There have been no ballot measures for the Plainfield Public Library District since 2009.
Tuesday, February 10, 2015
As the Plainfield Public Library District enters into a new space planning process, the question "how did we get to this point?" keeps coming up. I’ll give you the short version:
Following the explosive growth in the area through the early 2000s, the Plainfield Library went through a full planning process for the building and library service. A ballot question for expansion to over 100,000 square feet of library in two locations (a main library downtown and branch in the northwest section of the service area) went to vote in April 2009 and failed. Due to the economic downturn, the Library Board of Trustees deferred placing it on the ballot again despite the service limitations of the current facility. In 2011, the Trustees asked voters through a series of focus groups and open forums if they were ready for the Library’s question on the ballot again. The response was “yes, it’s needed, but we’re not ready to see it on the ballot yet.” At that time, the current facility surpassed the 20 year expected lifespan of most of its systems. Repair and replacement costs to keep the building operational began to skyrocket. The Trustees hired KJWW Engineering to perform a full building evaluation. The report identified over $2.6 million in repair and replacement needs to keep the building operational for the next 20 years, with recommendations for immediate, short and long term repairs and replacements. Addressing the most immediate needs, specifically the replacement of the roof and HVAC system in 2012, depleted the Library’s Special Reserve Fund.

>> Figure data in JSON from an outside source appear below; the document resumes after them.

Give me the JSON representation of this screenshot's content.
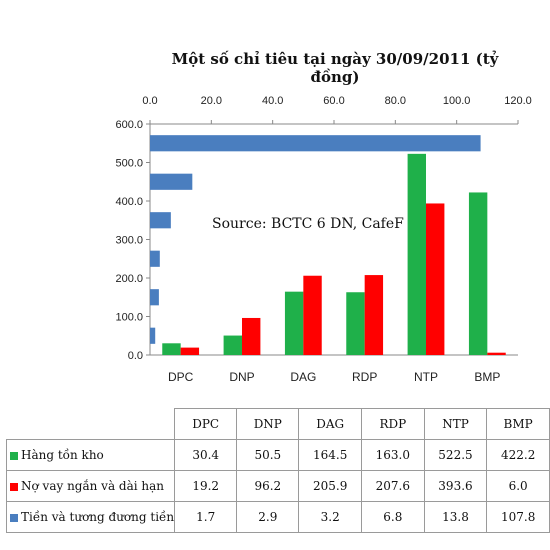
{
  "chart_data": {
    "type": "bar",
    "title": "Một số chỉ tiêu tại ngày 30/09/2011 (tỷ đồng)",
    "annotation": "Source: BCTC 6 DN, CafeF",
    "categories": [
      "DPC",
      "DNP",
      "DAG",
      "RDP",
      "NTP",
      "BMP"
    ],
    "series": [
      {
        "name": "Hàng tồn kho",
        "values": [
          30.4,
          50.5,
          164.5,
          163.0,
          522.5,
          422.2
        ],
        "color": "#1fb04a",
        "orientation": "vertical",
        "axis": "left"
      },
      {
        "name": "Nợ vay ngắn và dài hạn",
        "values": [
          19.2,
          96.2,
          205.9,
          207.6,
          393.6,
          6.0
        ],
        "color": "#ff0000",
        "orientation": "vertical",
        "axis": "left"
      },
      {
        "name": "Tiền và tương đương tiền",
        "values": [
          1.7,
          2.9,
          3.2,
          6.8,
          13.8,
          107.8
        ],
        "color": "#4a7ebf",
        "orientation": "horizontal",
        "axis": "top"
      }
    ],
    "y_axis": {
      "range": [
        0,
        600
      ],
      "ticks": [
        "0.0",
        "100.0",
        "200.0",
        "300.0",
        "400.0",
        "500.0",
        "600.0"
      ]
    },
    "top_axis": {
      "range": [
        0,
        120
      ],
      "ticks": [
        "0.0",
        "20.0",
        "40.0",
        "60.0",
        "80.0",
        "100.0",
        "120.0"
      ]
    },
    "grid": false,
    "legend": "table-below"
  },
  "table": {
    "headers": [
      "DPC",
      "DNP",
      "DAG",
      "RDP",
      "NTP",
      "BMP"
    ],
    "rows": [
      {
        "label": "Hàng tồn kho",
        "values": [
          "30.4",
          "50.5",
          "164.5",
          "163.0",
          "522.5",
          "422.2"
        ]
      },
      {
        "label": "Nợ vay ngắn và dài hạn",
        "values": [
          "19.2",
          "96.2",
          "205.9",
          "207.6",
          "393.6",
          "6.0"
        ]
      },
      {
        "label": "Tiền và tương đương tiền",
        "values": [
          "1.7",
          "2.9",
          "3.2",
          "6.8",
          "13.8",
          "107.8"
        ]
      }
    ]
  }
}
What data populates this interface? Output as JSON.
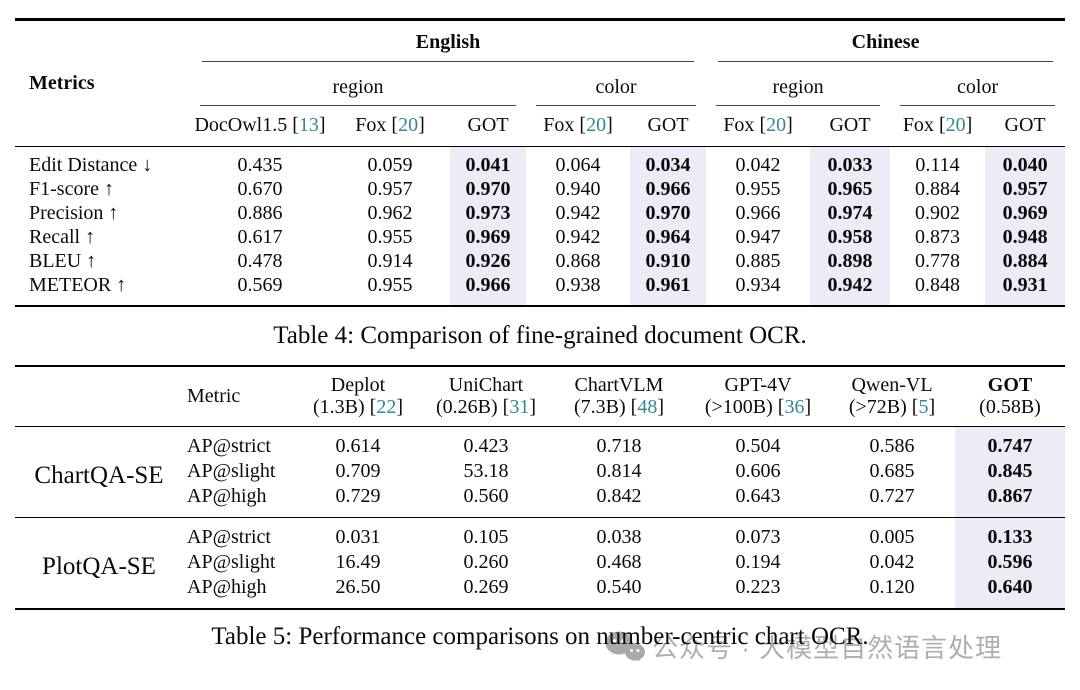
{
  "colors": {
    "citation": "#2f8a96",
    "got_highlight": "#ecebf6",
    "watermark_gray": "#aeaeae",
    "rule": "#000000"
  },
  "table4": {
    "caption": "Table 4: Comparison of fine-grained document OCR.",
    "metrics_header": "Metrics",
    "groups": [
      {
        "label": "English",
        "subgroups": [
          {
            "label": "region"
          },
          {
            "label": "color"
          }
        ]
      },
      {
        "label": "Chinese",
        "subgroups": [
          {
            "label": "region"
          },
          {
            "label": "color"
          }
        ]
      }
    ],
    "columns": [
      {
        "name": "DocOwl1.5",
        "cite": "13"
      },
      {
        "name": "Fox",
        "cite": "20"
      },
      {
        "name": "GOT"
      },
      {
        "name": "Fox",
        "cite": "20"
      },
      {
        "name": "GOT"
      },
      {
        "name": "Fox",
        "cite": "20"
      },
      {
        "name": "GOT"
      },
      {
        "name": "Fox",
        "cite": "20"
      },
      {
        "name": "GOT"
      }
    ],
    "highlight_cols": [
      2,
      4,
      6,
      8
    ],
    "rows": [
      {
        "metric": "Edit Distance ↓",
        "values": [
          "0.435",
          "0.059",
          "0.041",
          "0.064",
          "0.034",
          "0.042",
          "0.033",
          "0.114",
          "0.040"
        ]
      },
      {
        "metric": "F1-score ↑",
        "values": [
          "0.670",
          "0.957",
          "0.970",
          "0.940",
          "0.966",
          "0.955",
          "0.965",
          "0.884",
          "0.957"
        ]
      },
      {
        "metric": "Precision ↑",
        "values": [
          "0.886",
          "0.962",
          "0.973",
          "0.942",
          "0.970",
          "0.966",
          "0.974",
          "0.902",
          "0.969"
        ]
      },
      {
        "metric": "Recall ↑",
        "values": [
          "0.617",
          "0.955",
          "0.969",
          "0.942",
          "0.964",
          "0.947",
          "0.958",
          "0.873",
          "0.948"
        ]
      },
      {
        "metric": "BLEU ↑",
        "values": [
          "0.478",
          "0.914",
          "0.926",
          "0.868",
          "0.910",
          "0.885",
          "0.898",
          "0.778",
          "0.884"
        ]
      },
      {
        "metric": "METEOR ↑",
        "values": [
          "0.569",
          "0.955",
          "0.966",
          "0.938",
          "0.961",
          "0.934",
          "0.942",
          "0.848",
          "0.931"
        ]
      }
    ]
  },
  "table5": {
    "caption": "Table 5: Performance comparisons on number-centric chart OCR.",
    "metric_header": "Metric",
    "columns": [
      {
        "name": "Deplot",
        "size": "(1.3B)",
        "cite": "22"
      },
      {
        "name": "UniChart",
        "size": "(0.26B)",
        "cite": "31"
      },
      {
        "name": "ChartVLM",
        "size": "(7.3B)",
        "cite": "48"
      },
      {
        "name": "GPT-4V",
        "size": "(>100B)",
        "cite": "36"
      },
      {
        "name": "Qwen-VL",
        "size": "(>72B)",
        "cite": "5"
      },
      {
        "name": "GOT",
        "size": "(0.58B)",
        "bold": true
      }
    ],
    "highlight_col": 5,
    "groups": [
      {
        "label": "ChartQA-SE",
        "rows": [
          {
            "metric": "AP@strict",
            "values": [
              "0.614",
              "0.423",
              "0.718",
              "0.504",
              "0.586",
              "0.747"
            ]
          },
          {
            "metric": "AP@slight",
            "values": [
              "0.709",
              "53.18",
              "0.814",
              "0.606",
              "0.685",
              "0.845"
            ]
          },
          {
            "metric": "AP@high",
            "values": [
              "0.729",
              "0.560",
              "0.842",
              "0.643",
              "0.727",
              "0.867"
            ]
          }
        ]
      },
      {
        "label": "PlotQA-SE",
        "rows": [
          {
            "metric": "AP@strict",
            "values": [
              "0.031",
              "0.105",
              "0.038",
              "0.073",
              "0.005",
              "0.133"
            ]
          },
          {
            "metric": "AP@slight",
            "values": [
              "16.49",
              "0.260",
              "0.468",
              "0.194",
              "0.042",
              "0.596"
            ]
          },
          {
            "metric": "AP@high",
            "values": [
              "26.50",
              "0.269",
              "0.540",
              "0.223",
              "0.120",
              "0.640"
            ]
          }
        ]
      }
    ]
  },
  "watermark": {
    "icon": "wechat-icon",
    "text": "公众号 · 大模型自然语言处理"
  }
}
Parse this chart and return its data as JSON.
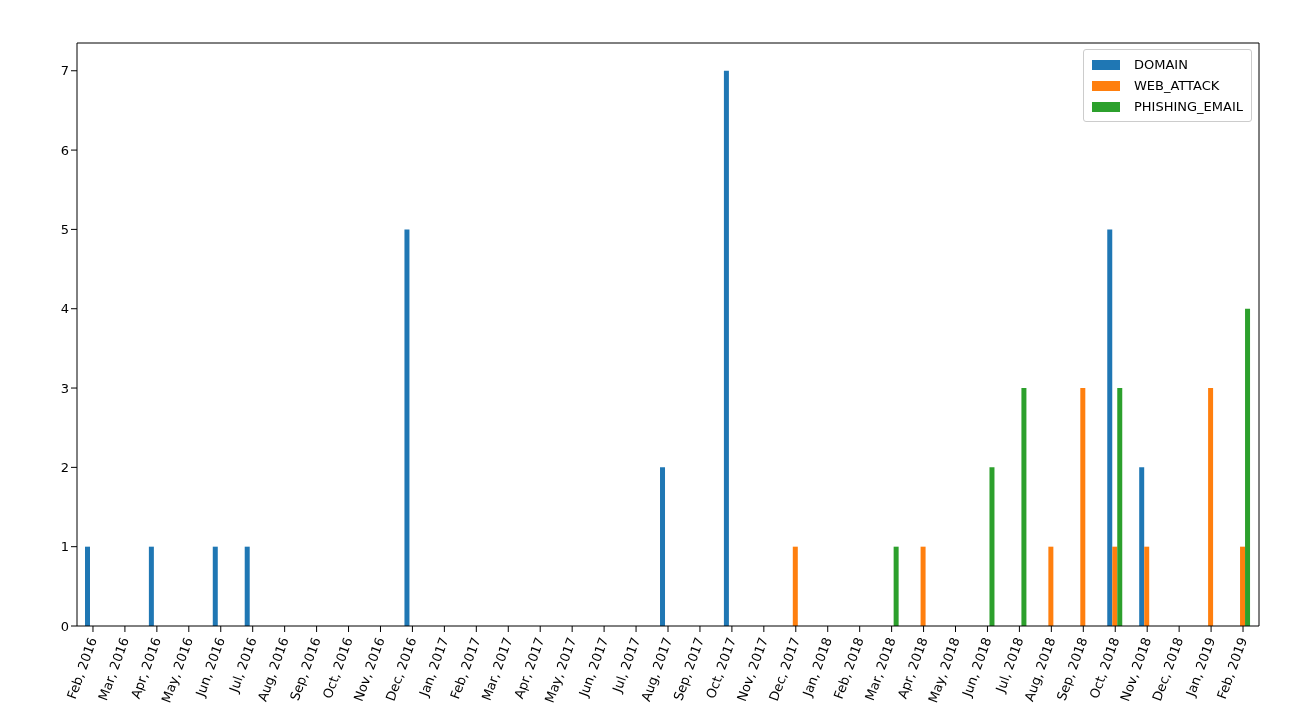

In 2013, a Long Range Budget Plan was approved by the Board of Trustees maintain the operability of the facility until a new plan for a ballot initiative could be developed. Targeting 2016 for a new ballot question, the Library Board of Trustees began the planning process in late 2014. Today, the Board of Trustees is focused on assembling a team of professionals to help them gather information and aid in the creation of a plan. Over the next year, input and feedback on the community’s library needs will be critical to develop a plan that meets those needs for the future in a way that the community supports.